Cette annulation a pour effet de laisser inchangé le solde d’un compte quel que soit le nombre de retraits effectués. Dans les cas observés jusqu’à présent, les criminels écument de nuit, en voiture, des localités en Russie et vident les DAB appartenant à un certain nombre de banques, en réutilisant à chaque fois les mêmes cartes émises par la banque piratée. En l’espace d’une seule nuit, ils réussissent à retirer tout le contenu de ces distributeurs.
« Désormais, la phase active d’une cyberattaque devient plus courte. Une fois que ses auteurs sont passés maîtres dans une opération particulière, il leur faut à peine quelques jours ou une semaine au maximum pour s’emparer de ce qu’ils veulent et disparaître », commente Sergey Golovanov, chercheur principal en sécurité au sein de l’équipe GREaT (Global Research & Analysis Team) de Kaspersky Lab.

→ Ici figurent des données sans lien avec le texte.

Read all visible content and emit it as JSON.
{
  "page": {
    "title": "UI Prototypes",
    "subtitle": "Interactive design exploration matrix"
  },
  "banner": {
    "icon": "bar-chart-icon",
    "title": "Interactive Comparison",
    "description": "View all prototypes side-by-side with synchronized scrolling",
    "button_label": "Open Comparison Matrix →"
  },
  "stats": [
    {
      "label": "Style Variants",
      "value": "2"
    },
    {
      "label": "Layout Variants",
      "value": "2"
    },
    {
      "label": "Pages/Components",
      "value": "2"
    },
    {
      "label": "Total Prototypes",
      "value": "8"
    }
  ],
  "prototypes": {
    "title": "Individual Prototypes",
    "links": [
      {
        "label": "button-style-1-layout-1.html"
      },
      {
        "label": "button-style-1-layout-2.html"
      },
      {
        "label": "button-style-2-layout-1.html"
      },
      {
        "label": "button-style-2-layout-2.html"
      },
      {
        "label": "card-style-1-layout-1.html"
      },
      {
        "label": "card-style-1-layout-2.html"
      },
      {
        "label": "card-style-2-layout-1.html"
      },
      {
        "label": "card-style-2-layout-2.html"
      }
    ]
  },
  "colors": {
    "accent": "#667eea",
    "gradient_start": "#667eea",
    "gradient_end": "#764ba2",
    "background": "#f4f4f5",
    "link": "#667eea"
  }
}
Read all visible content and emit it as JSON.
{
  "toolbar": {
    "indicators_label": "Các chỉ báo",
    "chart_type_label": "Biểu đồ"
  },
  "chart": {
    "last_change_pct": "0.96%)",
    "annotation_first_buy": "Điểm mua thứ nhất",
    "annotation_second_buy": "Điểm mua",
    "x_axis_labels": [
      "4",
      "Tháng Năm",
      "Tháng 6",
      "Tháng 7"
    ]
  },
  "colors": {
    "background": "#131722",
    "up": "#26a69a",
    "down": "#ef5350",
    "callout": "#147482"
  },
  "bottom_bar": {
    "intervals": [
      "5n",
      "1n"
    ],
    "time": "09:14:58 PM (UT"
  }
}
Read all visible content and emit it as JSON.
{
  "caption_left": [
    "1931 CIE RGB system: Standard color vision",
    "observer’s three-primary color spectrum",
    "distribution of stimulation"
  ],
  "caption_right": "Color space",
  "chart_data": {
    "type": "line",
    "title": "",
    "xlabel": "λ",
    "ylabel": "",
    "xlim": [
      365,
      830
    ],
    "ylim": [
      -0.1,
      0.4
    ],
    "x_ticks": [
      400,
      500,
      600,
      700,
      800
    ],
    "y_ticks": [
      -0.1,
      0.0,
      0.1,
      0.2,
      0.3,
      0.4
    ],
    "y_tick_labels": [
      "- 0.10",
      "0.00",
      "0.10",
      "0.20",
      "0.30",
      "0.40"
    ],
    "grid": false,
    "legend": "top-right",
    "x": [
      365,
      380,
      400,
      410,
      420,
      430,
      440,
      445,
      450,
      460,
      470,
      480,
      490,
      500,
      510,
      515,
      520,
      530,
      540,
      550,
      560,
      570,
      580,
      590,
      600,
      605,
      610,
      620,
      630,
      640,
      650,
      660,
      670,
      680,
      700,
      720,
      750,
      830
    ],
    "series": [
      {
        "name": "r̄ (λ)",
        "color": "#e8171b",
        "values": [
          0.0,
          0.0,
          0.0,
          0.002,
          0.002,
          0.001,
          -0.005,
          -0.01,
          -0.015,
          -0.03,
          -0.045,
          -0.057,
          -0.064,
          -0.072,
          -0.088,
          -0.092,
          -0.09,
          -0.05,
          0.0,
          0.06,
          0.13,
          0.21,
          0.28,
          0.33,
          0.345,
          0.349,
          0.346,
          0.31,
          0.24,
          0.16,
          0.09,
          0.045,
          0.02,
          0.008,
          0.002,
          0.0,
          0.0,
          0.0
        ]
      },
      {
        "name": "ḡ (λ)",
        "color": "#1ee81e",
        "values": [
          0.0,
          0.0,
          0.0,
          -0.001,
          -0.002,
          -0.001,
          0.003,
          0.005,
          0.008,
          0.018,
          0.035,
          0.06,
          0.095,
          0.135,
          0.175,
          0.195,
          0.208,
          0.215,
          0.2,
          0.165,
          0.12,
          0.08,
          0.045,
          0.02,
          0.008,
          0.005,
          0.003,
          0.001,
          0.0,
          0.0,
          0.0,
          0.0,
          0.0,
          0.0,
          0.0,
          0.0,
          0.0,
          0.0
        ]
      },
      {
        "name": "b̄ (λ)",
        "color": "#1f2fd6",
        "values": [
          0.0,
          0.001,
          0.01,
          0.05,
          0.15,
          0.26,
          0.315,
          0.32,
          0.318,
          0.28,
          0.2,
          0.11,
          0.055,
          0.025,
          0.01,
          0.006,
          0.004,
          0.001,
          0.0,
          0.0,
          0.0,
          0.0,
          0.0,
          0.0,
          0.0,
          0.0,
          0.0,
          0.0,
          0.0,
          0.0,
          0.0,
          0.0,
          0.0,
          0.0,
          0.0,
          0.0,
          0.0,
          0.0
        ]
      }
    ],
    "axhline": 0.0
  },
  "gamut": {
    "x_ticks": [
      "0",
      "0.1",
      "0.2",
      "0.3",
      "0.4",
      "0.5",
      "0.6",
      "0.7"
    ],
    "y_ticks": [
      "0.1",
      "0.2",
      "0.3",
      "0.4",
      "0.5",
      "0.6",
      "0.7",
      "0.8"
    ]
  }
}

Au cours de leur enquête, les experts ont découvert que les opérateurs de Metel perpètrent leur infection initiale par le biais d’e-mails de spear-phishing spécialement conçus, accompagnés de pièces jointes malveillantes, et au moyen du kit d’exploitation Niteris, ciblant des vulnérabilités dans le navigateur de la victime. Une fois qu’ils ont pénétré dans le réseau, les cybercriminels se servent d’outils légitimes d’audit intrusif (pentesting) pour se déplacer à l’intérieur, piratant le contrôleur de domaine local pour, en définitive, localiser et prendre le contrôle des ordinateurs utilisés par les employés de la banque responsables du traitement des cartes.

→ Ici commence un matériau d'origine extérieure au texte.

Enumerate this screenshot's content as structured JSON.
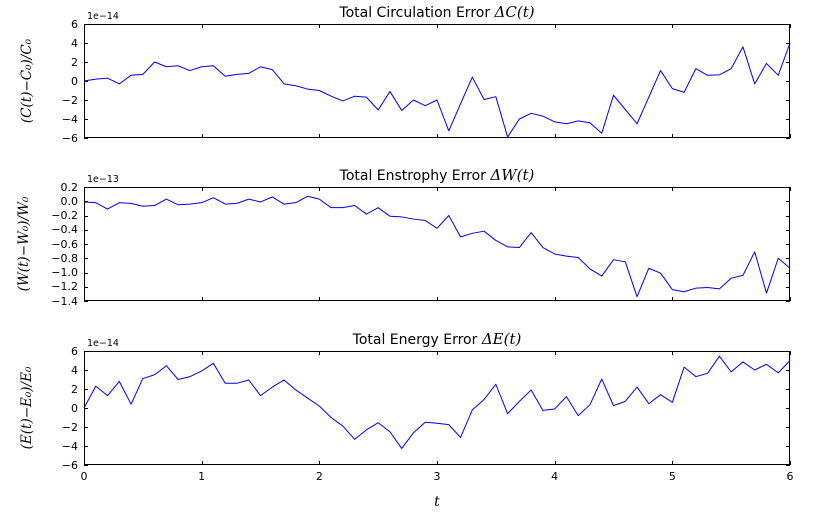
{
  "x_axis": {
    "label": "t",
    "ticks": [
      0,
      1,
      2,
      3,
      4,
      5,
      6
    ],
    "tick_labels": [
      "0",
      "1",
      "2",
      "3",
      "4",
      "5",
      "6"
    ]
  },
  "chart_data": [
    {
      "type": "line",
      "title_text": "Total Circulation Error ",
      "title_math": "ΔC(t)",
      "ylabel": "(C(t)−C₀)/C₀",
      "offset_label": "1e−14",
      "unit_scale": "1e-14",
      "xlim": [
        0,
        6
      ],
      "ylim": [
        -6,
        6
      ],
      "dt": 0.1,
      "grid": false,
      "yticks": [
        6,
        4,
        2,
        0,
        -2,
        -4,
        -6
      ],
      "ytick_labels": [
        "6",
        "4",
        "2",
        "0",
        "−2",
        "−4",
        "−6"
      ],
      "line_color": "#0000ee",
      "values": [
        0.0,
        0.2,
        0.3,
        -0.3,
        0.6,
        0.7,
        2.0,
        1.5,
        1.6,
        1.1,
        1.5,
        1.6,
        0.5,
        0.7,
        0.8,
        1.5,
        1.2,
        -0.3,
        -0.5,
        -0.85,
        -1.0,
        -1.6,
        -2.1,
        -1.6,
        -1.7,
        -3.05,
        -1.1,
        -3.1,
        -2.0,
        -2.6,
        -2.0,
        -5.25,
        -2.4,
        0.4,
        -1.95,
        -1.65,
        -5.9,
        -4.0,
        -3.4,
        -3.7,
        -4.3,
        -4.5,
        -4.2,
        -4.4,
        -5.5,
        -1.5,
        -3.0,
        -4.5,
        -1.7,
        1.1,
        -0.8,
        -1.2,
        1.3,
        0.6,
        0.65,
        1.3,
        3.6,
        -0.3,
        1.85,
        0.6,
        4.0
      ]
    },
    {
      "type": "line",
      "title_text": "Total Enstrophy Error ",
      "title_math": "ΔW(t)",
      "ylabel": "(W(t)−W₀)/W₀",
      "offset_label": "1e−13",
      "unit_scale": "1e-13",
      "xlim": [
        0,
        6
      ],
      "ylim": [
        -1.4,
        0.2
      ],
      "dt": 0.1,
      "grid": false,
      "yticks": [
        0.2,
        0.0,
        -0.2,
        -0.4,
        -0.6,
        -0.8,
        -1.0,
        -1.2,
        -1.4
      ],
      "ytick_labels": [
        "0.2",
        "0.0",
        "−0.2",
        "−0.4",
        "−0.6",
        "−0.8",
        "−1.0",
        "−1.2",
        "−1.4"
      ],
      "line_color": "#0000ee",
      "values": [
        -0.01,
        -0.02,
        -0.11,
        -0.02,
        -0.03,
        -0.07,
        -0.06,
        0.03,
        -0.05,
        -0.04,
        -0.02,
        0.05,
        -0.04,
        -0.03,
        0.03,
        -0.01,
        0.06,
        -0.04,
        -0.02,
        0.07,
        0.03,
        -0.09,
        -0.09,
        -0.06,
        -0.18,
        -0.09,
        -0.21,
        -0.22,
        -0.25,
        -0.27,
        -0.38,
        -0.2,
        -0.5,
        -0.45,
        -0.42,
        -0.55,
        -0.64,
        -0.65,
        -0.44,
        -0.65,
        -0.74,
        -0.77,
        -0.79,
        -0.95,
        -1.05,
        -0.82,
        -0.85,
        -1.34,
        -0.94,
        -1.01,
        -1.24,
        -1.27,
        -1.22,
        -1.21,
        -1.23,
        -1.08,
        -1.04,
        -0.71,
        -1.29,
        -0.8,
        -0.94
      ]
    },
    {
      "type": "line",
      "title_text": "Total Energy Error ",
      "title_math": "ΔE(t)",
      "ylabel": "(E(t)−E₀)/E₀",
      "offset_label": "1e−14",
      "unit_scale": "1e-14",
      "xlim": [
        0,
        6
      ],
      "ylim": [
        -6,
        6
      ],
      "dt": 0.1,
      "grid": false,
      "yticks": [
        6,
        4,
        2,
        0,
        -2,
        -4,
        -6
      ],
      "ytick_labels": [
        "6",
        "4",
        "2",
        "0",
        "−2",
        "−4",
        "−6"
      ],
      "line_color": "#0000ee",
      "values": [
        0.0,
        2.3,
        1.3,
        2.8,
        0.4,
        3.1,
        3.5,
        4.45,
        3.0,
        3.3,
        3.9,
        4.7,
        2.6,
        2.6,
        2.95,
        1.3,
        2.2,
        2.95,
        1.9,
        1.05,
        0.2,
        -1.0,
        -1.9,
        -3.3,
        -2.3,
        -1.55,
        -2.5,
        -4.26,
        -2.6,
        -1.5,
        -1.6,
        -1.75,
        -3.1,
        -0.2,
        0.9,
        2.5,
        -0.6,
        0.7,
        1.9,
        -0.25,
        -0.1,
        1.2,
        -0.8,
        0.35,
        3.05,
        0.25,
        0.7,
        2.2,
        0.45,
        1.4,
        0.6,
        4.3,
        3.3,
        3.65,
        5.45,
        3.8,
        4.85,
        4.0,
        4.6,
        3.7,
        5.0
      ]
    }
  ]
}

Le groupe Metel est toujours actif et l’enquête sur ses activités se poursuit. À ce jour, aucune attaque n’a été repérée en dehors de Russie. Pourtant, il y a lieu de soupçonner une infection beaucoup plus étendue et il est conseillé aux banques du monde entier de vérifier proactivement si elles ne sont pas atteintes.
Les trois bandes identifiées s’orientent vers l’utilisation de malwares accompagnés de logiciels légitimes dans leurs opérations frauduleuses : pourquoi en effet se donner la peine d’écrire leurs propres outils malveillants alors qu’il existe des utilitaires légitimes tout aussi efficaces, nettement moins susceptibles de déclencher des alarmes…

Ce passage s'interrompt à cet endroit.